STONINGTON — Residents on Monday approved a measure to allow town officials to enter into a tax-abatement agreement with a Boston-based firm that would aid in the redevelopment of the Campbell Grain property into a mixed-use apartment complex.
The measure, which drew opposition from some concerned over impact such as flooding, environmental pollution and traffic, garnered the endorsement of all three members of the Board of Selectmen before passing by a 71-36 margin. Officials confirmed that an unidentified resident had picked up a petition from Stonington Town Hall on Tuesday, and will have 10 days under the town charter to get 200 signatures to force a formal referendum.
Under the tax-abatement plan approved Monday, Winn Development would receive a fixed assessment for an 82-unit complex that would save the development company an estimated $690,748 in taxes over a 10-year period. The company would pay $695,000 in taxes to the town during that time.
“While we respect and understand the concerns with regard to the property, it is such an important parcel in that downtown area and the benefits far outweigh the risks,” said First Selectman Danielle Chesebrough. “This project will help to spur more investment in some of the surrounding underdeveloped sites, and it helps to meet a dire need in our community when it comes to affordable housing.”
The proposed project for the site calls for a mix of studio and one- to three-bedroom apartments to be rented to those earning 30%, 50% and 80% of area median income, as well as housing several market-rate units.

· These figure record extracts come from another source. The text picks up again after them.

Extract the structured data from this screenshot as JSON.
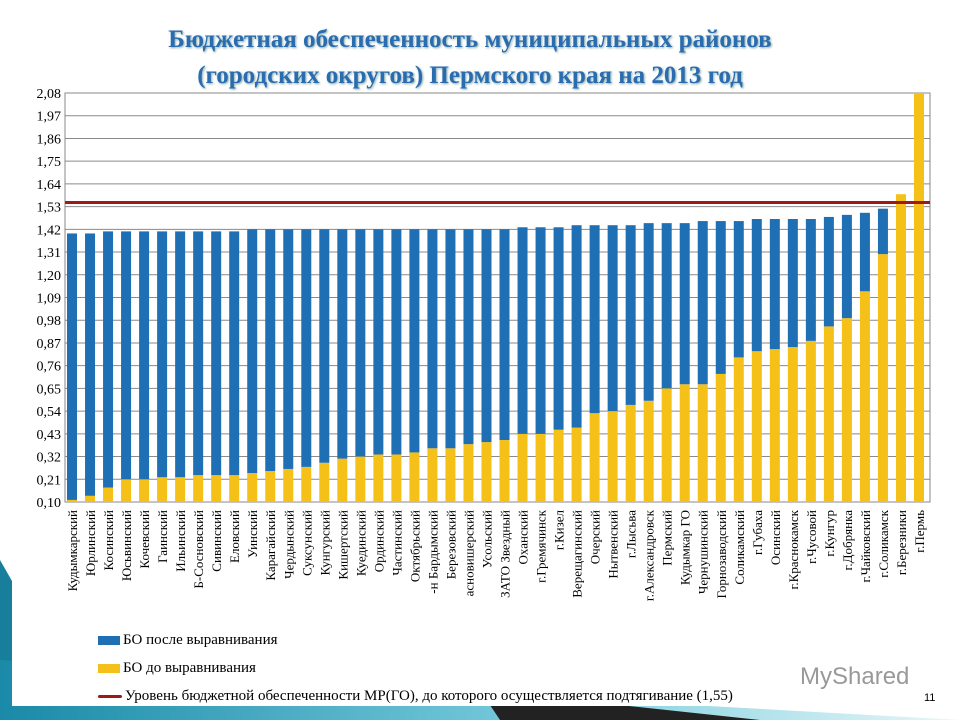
{
  "chart_data": {
    "type": "bar",
    "stacked_overlay": true,
    "title": "Бюджетная обеспеченность муниципальных районов (городских округов) Пермского края на 2013 год",
    "title_lines": [
      "Бюджетная обеспеченность муниципальных районов",
      "(городских округов) Пермского края на 2013 год"
    ],
    "ylim": [
      0.1,
      2.08
    ],
    "yticks": [
      "0,10",
      "0,21",
      "0,32",
      "0,43",
      "0,54",
      "0,65",
      "0,76",
      "0,87",
      "0,98",
      "1,09",
      "1,20",
      "1,31",
      "1,42",
      "1,53",
      "1,64",
      "1,75",
      "1,86",
      "1,97",
      "2,08"
    ],
    "grid": true,
    "legend_placement": "bottom",
    "categories": [
      "Кудымкарский",
      "Юрлинский",
      "Косинский",
      "Юсьвинский",
      "Кочевский",
      "Гаинский",
      "Ильинский",
      "Б-Сосновский",
      "Сивинский",
      "Еловский",
      "Уинский",
      "Карагайский",
      "Чердынский",
      "Суксунский",
      "Кунгурский",
      "Кишертский",
      "Куединский",
      "Ординский",
      "Частинский",
      "Октябрьский",
      "-н Бардымский",
      "Березовский",
      "асновишерский",
      "Усольский",
      "ЗАТО Звездный",
      "Оханский",
      "г.Гремячинск",
      "г.Кизел",
      "Верещагинский",
      "Очерский",
      "Нытвенский",
      "г.Лысьва",
      "г.Александровск",
      "Пермский",
      "Кудымкар ГО",
      "Чернушинский",
      "Горнозаводский",
      "Соликамский",
      "г.Губаха",
      "Осинский",
      "г.Краснокамск",
      "г.Чусовой",
      "г.Кунгур",
      "г.Добрянка",
      "г.Чайковский",
      "г.Соликамск",
      "г.Березники",
      "г.Пермь"
    ],
    "series": [
      {
        "name": "БО после выравнивания",
        "color": "#1f6fb4",
        "values": [
          1.4,
          1.4,
          1.41,
          1.41,
          1.41,
          1.41,
          1.41,
          1.41,
          1.41,
          1.41,
          1.42,
          1.42,
          1.42,
          1.42,
          1.42,
          1.42,
          1.42,
          1.42,
          1.42,
          1.42,
          1.42,
          1.42,
          1.42,
          1.42,
          1.42,
          1.43,
          1.43,
          1.43,
          1.44,
          1.44,
          1.44,
          1.44,
          1.45,
          1.45,
          1.45,
          1.46,
          1.46,
          1.46,
          1.47,
          1.47,
          1.47,
          1.47,
          1.48,
          1.49,
          1.5,
          1.52,
          1.59,
          2.08
        ]
      },
      {
        "name": "БО до выравнивания",
        "color": "#f5c018",
        "values": [
          0.11,
          0.13,
          0.17,
          0.21,
          0.21,
          0.22,
          0.22,
          0.23,
          0.23,
          0.23,
          0.24,
          0.25,
          0.26,
          0.27,
          0.29,
          0.31,
          0.32,
          0.33,
          0.33,
          0.34,
          0.36,
          0.36,
          0.38,
          0.39,
          0.4,
          0.43,
          0.43,
          0.45,
          0.46,
          0.53,
          0.54,
          0.57,
          0.59,
          0.65,
          0.67,
          0.67,
          0.72,
          0.8,
          0.83,
          0.84,
          0.85,
          0.88,
          0.95,
          0.99,
          1.12,
          1.3,
          1.59,
          2.08
        ]
      }
    ],
    "reference_line": {
      "name": "Уровень бюджетной обеспеченности МР(ГО), до которого осуществляется подтягивание (1,55)",
      "value": 1.55,
      "color": "#a01818"
    }
  },
  "page_number": "11",
  "watermark": "MyShared"
}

Other plans for the property include creating a parking garage for residents and extending the Pawcatuck Riverwalk with public access.
Company officials said that the organization is currently seeking a $20 million grant from the Connecticut Housing Finance Authority and Connecticut Department of Housing, and approval of the tax abatement would give the company an edge in a very competitive process.
Chesebrough said that, if denied and the project fell through, there aren’t any other known proposals for the property at this time and the town would generate less than $30,000 in taxes over a 10-year period.
She said that the town must consider the petition first, however, and will do what is necessary if it is determined that a referendum is needed.
“We want people to be heard, and so for right now there is a little bit of a wait to see what will happen next,” she said.